Un triste proclama che anticipa e scrive la condanna a morte del commissario Calabresi. Leonardo Marino, uno del commando che uccise Calabresi, lo ricorda bene in un suo libro: “Il nostro compito era di uccidere Calabresi per vendicare la morte del compagno anarchico Giuseppe Pinelli che tutti gli intellettuali italiani, a cominciare da Dario Fo e dai più famosi giornalisti, definivano vittima di Calabresi, gettato dalla finestra di Calabresi”.
Ma non è finita qui. Nell’ottobre 1971 il quotidiano Lotta Continua, legato alle posizioni dell’omonima formazione extraparlamentare di estrema sinistra, pubblica un’autodenuncia (sottoscritta da numerosi noti intellettuali) indirizzata al procuratore della Repubblica di Torino che aveva inquisito alcuni suoi militanti ed ex direttori per istigazione a delinquere. In un suo significativo passaggio il documento così recita:
“Testimoniamo pertanto che, quando i cittadini da lei imputati affermano che in questa società ‘l’esercito è strumento del capitalismo, mezzo di repressione della lotta di classe’, noi lo affermiamo con loro. Quando essi dicono ‘se è vero che i padroni sono dei ladri, è giusto andare a riprendere quello che hanno rubato’, lo diciamo con loro.

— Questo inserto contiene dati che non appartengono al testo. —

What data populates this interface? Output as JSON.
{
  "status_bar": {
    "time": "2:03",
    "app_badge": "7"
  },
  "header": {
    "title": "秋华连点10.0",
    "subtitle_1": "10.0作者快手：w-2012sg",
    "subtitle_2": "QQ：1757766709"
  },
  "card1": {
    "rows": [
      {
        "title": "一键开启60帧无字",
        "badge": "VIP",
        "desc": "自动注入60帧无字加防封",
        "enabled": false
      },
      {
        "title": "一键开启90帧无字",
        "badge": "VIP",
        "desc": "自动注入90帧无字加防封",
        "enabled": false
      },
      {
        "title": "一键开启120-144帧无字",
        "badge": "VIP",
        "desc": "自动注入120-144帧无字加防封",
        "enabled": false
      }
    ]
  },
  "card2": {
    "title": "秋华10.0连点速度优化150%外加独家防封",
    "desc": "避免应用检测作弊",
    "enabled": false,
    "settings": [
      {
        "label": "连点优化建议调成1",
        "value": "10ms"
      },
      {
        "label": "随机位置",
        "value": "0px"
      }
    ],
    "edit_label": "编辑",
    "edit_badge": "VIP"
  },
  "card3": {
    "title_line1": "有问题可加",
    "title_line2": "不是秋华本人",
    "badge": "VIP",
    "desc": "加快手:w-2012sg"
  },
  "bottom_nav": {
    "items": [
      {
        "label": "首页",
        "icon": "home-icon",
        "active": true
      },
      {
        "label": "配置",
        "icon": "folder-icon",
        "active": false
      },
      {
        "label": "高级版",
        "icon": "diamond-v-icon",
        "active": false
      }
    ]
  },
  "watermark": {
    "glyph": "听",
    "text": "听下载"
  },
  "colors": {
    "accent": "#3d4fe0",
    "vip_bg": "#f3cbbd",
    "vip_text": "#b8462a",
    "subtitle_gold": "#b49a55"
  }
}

Quando essi gridano ‘lotta di classe, armiamo le masse’, lo gridiamo con loro. Quando essi si impegnano a ‘combattere un giorno con le armi in pugno contro lo Stato fino alla liberazione dai padroni e dallo sfruttamento’, ci impegniamo con loro”.
Fra i firmatari: Giulio Carlo Argan, critico d’arte; Tinto Brass, regista; Lucio Colletti, filosofo; Umberto Eco, semiologo; Natalia Ginzburg, scrittrice; Paolo Mieli, giornalista; Paolo Portoghesi, architetto; Giovanni Raboni, poeta e altri ancora.
Ma ancora più interessanti sono questi due brani che parlano dell’estremismo di sinistra: “Non è generalmente una violenza fisica. È una violenza di passioni che urta e divelle le personalità di docenti abituati al rispetto.
Ma è anche una violenza generosa e di grandiosa dimensione sociale, che sembra strappar via la trama di meschinità e compromessi della società adulta e costringe chi vive nell’università a ripensare completamente le ragioni del proprio lavoro … Occorre canalizzare l’impulso romantico in una costruzione politica”.
E ancora: “L’estremismo di sinistra nelle forme in cui si manifesta nei movimenti extraparlamentari ed extrasindacali denota certamente una ingenua e imprevidente esaltazione dello spontaneismo ma non fa leva su pregiudizi razziali; esercita la libera critica culturale e del costume; non è conservatore bensì innovatore. Ha una concezione ottimistica della natura umana…”.
A prima vista sembrerebbero scritti da deliranti fiancheggiatori delle Brigate Rosse. Invece no. Entrambi sono brani estratti da articoli pubblicati su Panorama nel 1973 (la fonte è il libro L’eskimo in redazione di Michele Brambilla). Il primo è stato scritto da Uberto Scarpelli, professore ordinario di filosofia del diritto all’Università di Torino, il secondo da Antonio Carbonaro, docente di sociologia all’Università di Firenze.